The tracking, while not perfect, is damn good, and a far sight better than you’ll get with a synth pedal and a regular pickup. As we noted when we looked at this instrument’s predecessor, the most impressive thing here is bending. If you’ve been playing for any amount of time, you’ll have an instant feedback loop between your ears and your hands that stops your brain from having to think about keeping a bend in tune. And having that kick in while being able to hear a synth sound is, well, pretty strange.

But that’s exactly the point of tech like this. The tracking is good enough that, after having spent some time with it, I’d be ok using it live in the right circumstances, but I think the abilities it grants to the average guitarist are more revelatory for the home studio. Because in composing and producing at home, you’re likely going to need to tell a soft synth what to do. But present the average guitarist with the most popular method of turning a musical idea into MIDI data – a keyboard – and there’s a chance they’ll unleash a blood-curdling scream and skitter out of the room on all fours.

The Jamstik, however, lets guitarists use their actual musical vocabulary here instead, as opposed to having to amateurishly pad away at a MIDI keyboard or click-and-drag notes into a piano roll. Neither feel particularly expressive, but here, a sense of musical language remains. I for one don’t have a clue what a minor ninth looks like on a keyboard – but I do on a fretboard. That’s the handiest thing about this tech, for me at least: it opens up a real, viable avenue between guitarists and the huge, expansive world of plugins and virtual instruments.

And with the Classic formula, Jamstik has built that tech into a guitar that feels more ‘normal’, and hence even more familiar to most players. So why don’t we have a look at that side of things, then? Swapping over to looking at it like a guitar built around a MIDI controller, how does it fare?

Jamstik Classic power and I/O jack
Jamstik Classic power and I/O jack

As a guitar

At $999, the Jamstik Classic is priced in at least the same ballpark as the various iterations of Fender’s Player and Vintera guitars. Unfortunately, the pure electric experience falls notably short of those. First, the neck feel: it is, and there’s no better way to say this, ‘cheap’. The frets are rough to bend on, and the finish is plasticky enough to feel much more Squier than Fender.

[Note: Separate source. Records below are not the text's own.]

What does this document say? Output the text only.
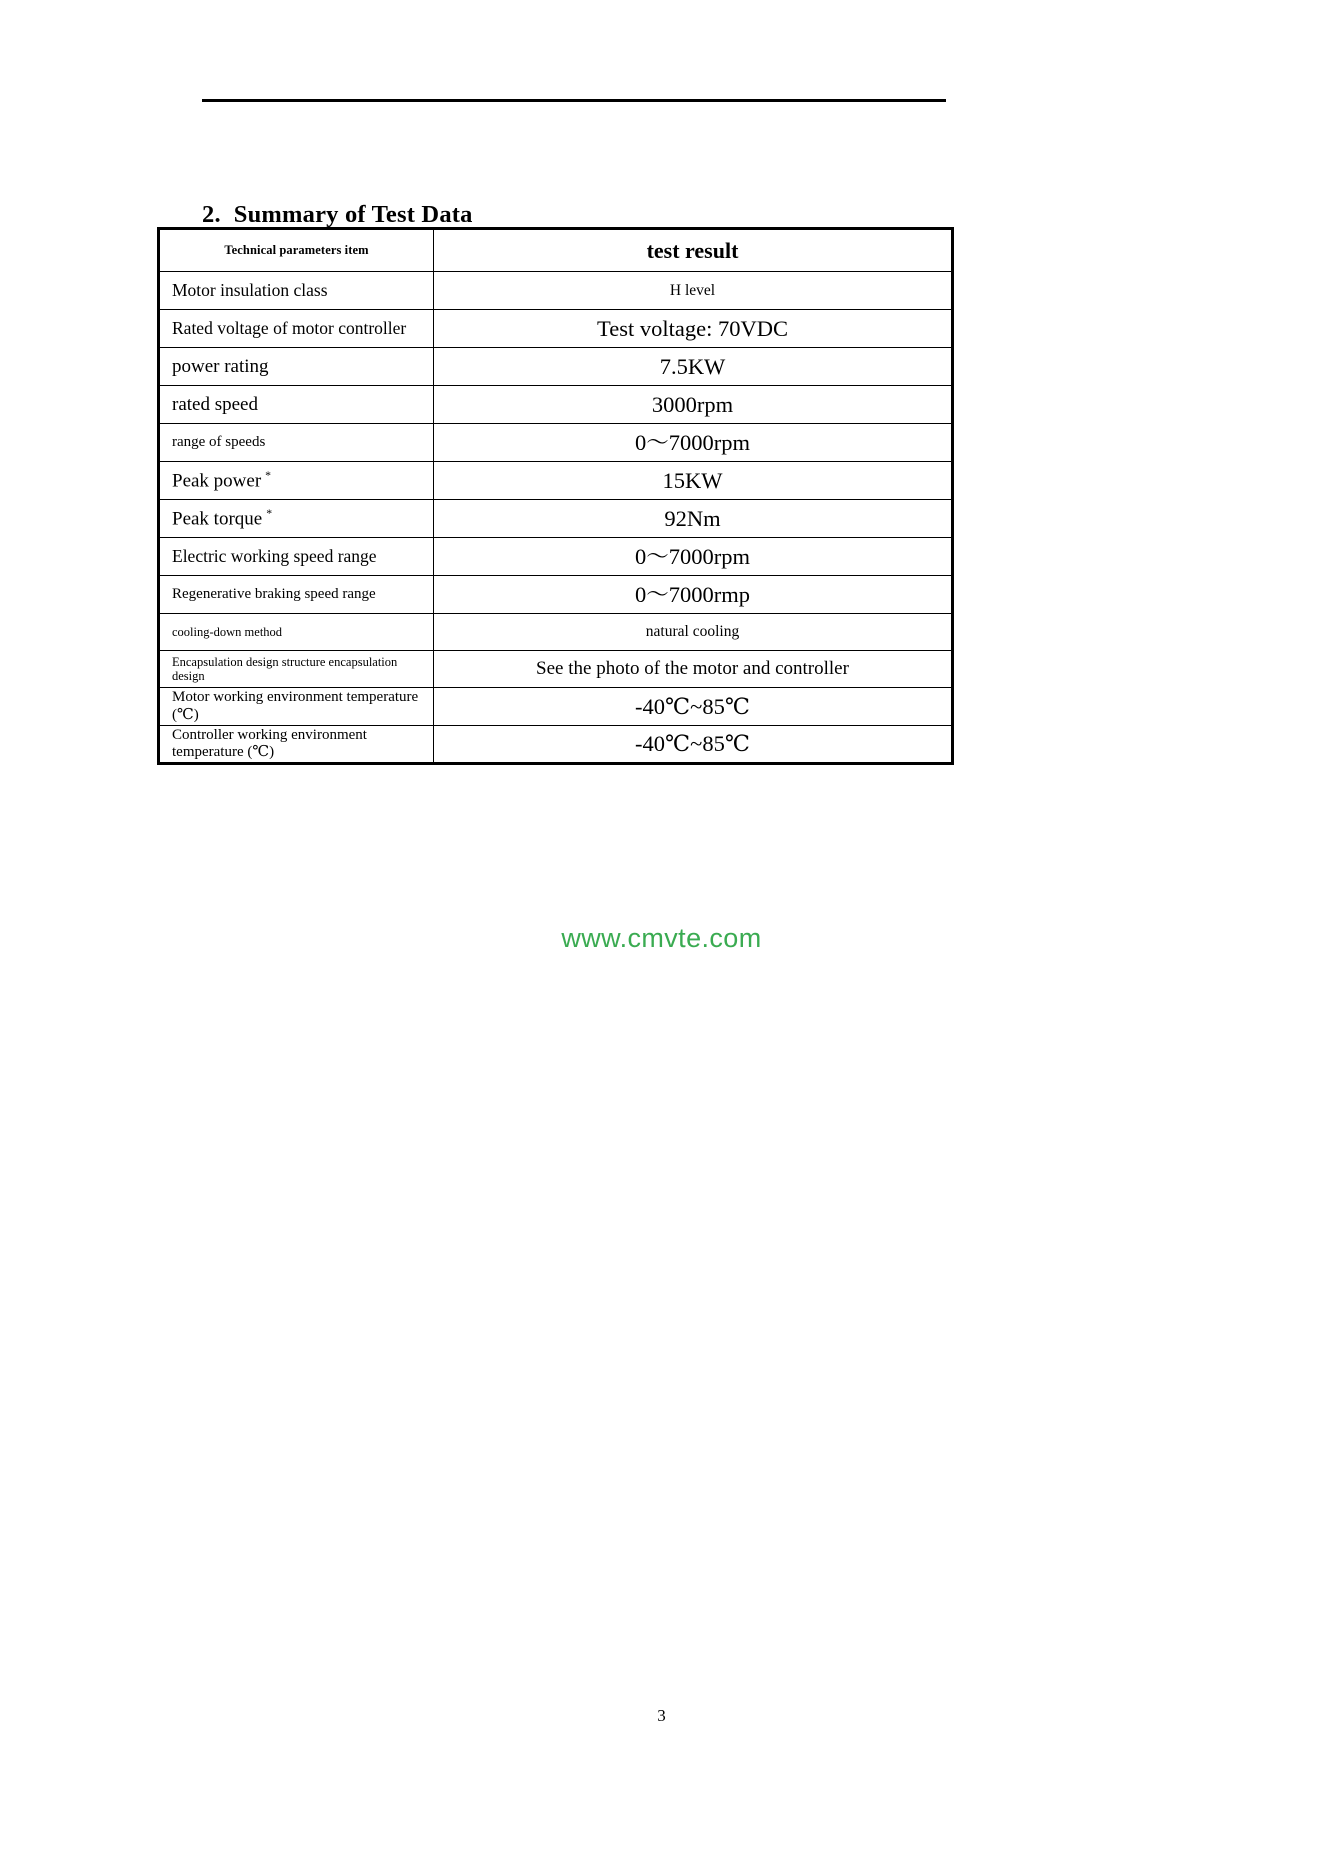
2. Summary of Test Data
Technical parameters item	test result
Motor insulation class	H level
Rated voltage of motor controller	Test voltage: 70VDC
power rating	7.5KW
rated speed	3000rpm
range of speeds	0～7000rpm
Peak power *	15KW
Peak torque *	92Nm
Electric working speed range	0～7000rpm
Regenerative braking speed range	0～7000rmp
cooling-down method	natural cooling
Encapsulation design structure encapsulation design	See the photo of the motor and controller
Motor working environment temperature (℃)	-40℃~85℃
Controller working environment temperature (℃)	-40℃~85℃
www.cmvte.com
3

It’s hard to find info about the KD-branded pickups, but the single-coils certainly sound like affordable ceramics: there’s a crunchy, brittle attack at the front end, and an alarmingly bright character overall. It’s not all bad, though, as the bridge humbucker is much warmer, going some way to thaw the iciness of the Classic’s overall tone. Plus, the hardtail bridge and the brass nut are of good quality – the bridge is comfy, and both contributed to solid tuning stability

But it’s hard to judge the Jamstik Classic too harshly on its sub-par neck and single-coils. The MIDI tech has to be taken into account, both as part of the price tag and as what the “main focus” of the instrument is. Plus, if you’re in the market for a digital guitar, you may well be looking at it digital-first, analogue-second. And on those grounds, it does succeed.

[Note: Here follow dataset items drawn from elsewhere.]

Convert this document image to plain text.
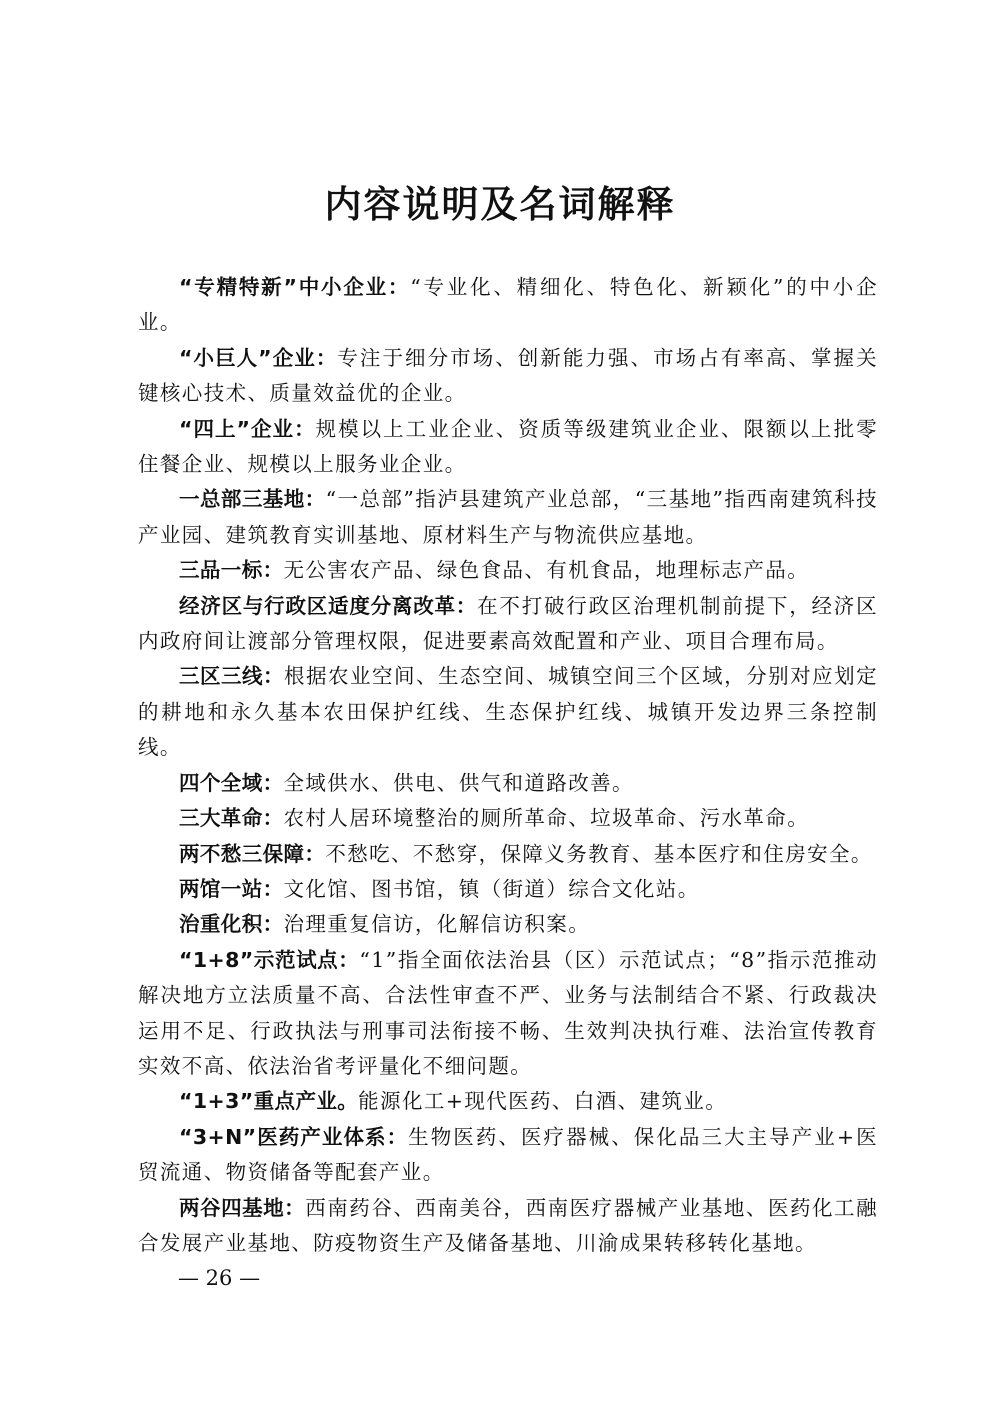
内容说明及名词解释

“专精特新”中小企业：“专业化、精细化、特色化、新颖化”的中小企业。

“小巨人”企业：专注于细分市场、创新能力强、市场占有率高、掌握关键核心技术、质量效益优的企业。

“四上”企业：规模以上工业企业、资质等级建筑业企业、限额以上批零住餐企业、规模以上服务业企业。

一总部三基地：“一总部”指泸县建筑产业总部，“三基地”指西南建筑科技产业园、建筑教育实训基地、原材料生产与物流供应基地。

三品一标：无公害农产品、绿色食品、有机食品，地理标志产品。

经济区与行政区适度分离改革：在不打破行政区治理机制前提下，经济区内政府间让渡部分管理权限，促进要素高效配置和产业、项目合理布局。

三区三线：根据农业空间、生态空间、城镇空间三个区域，分别对应划定的耕地和永久基本农田保护红线、生态保护红线、城镇开发边界三条控制线。

四个全域：全域供水、供电、供气和道路改善。

三大革命：农村人居环境整治的厕所革命、垃圾革命、污水革命。

两不愁三保障：不愁吃、不愁穿，保障义务教育、基本医疗和住房安全。

两馆一站：文化馆、图书馆，镇（街道）综合文化站。

治重化积：治理重复信访，化解信访积案。

“1+8”示范试点：“1”指全面依法治县（区）示范试点；“8”指示范推动解决地方立法质量不高、合法性审查不严、业务与法制结合不紧、行政裁决运用不足、行政执法与刑事司法衔接不畅、生效判决执行难、法治宣传教育实效不高、依法治省考评量化不细问题。

“1+3”重点产业。能源化工+现代医药、白酒、建筑业。

“3+N”医药产业体系：生物医药、医疗器械、保化品三大主导产业+医贸流通、物资储备等配套产业。

两谷四基地：西南药谷、西南美谷，西南医疗器械产业基地、医药化工融合发展产业基地、防疫物资生产及储备基地、川渝成果转移转化基地。

— 26 —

However, the Classic, unlike the Studio, asks to be looked at like a ‘real’ instrument – other than a set-neck single-cut, what body shape evokes a general sense of guitarness more than an S-style? It’s by no means unusable, but it does fall short of the goal it sets itself of being a ‘proper’ guitar.

If you want an instrument that avoids this identity crisis but still does the same thing, the solution is obvious: Jamstik’s Studio MIDI is cheaper, and is far happier in its own skin. Playing that instrument, it seems to know that it’s a digital-forward studio tool. It doesn’t, as the Classic occasionally does, feel like an MPK Mini cosplaying as a grand piano.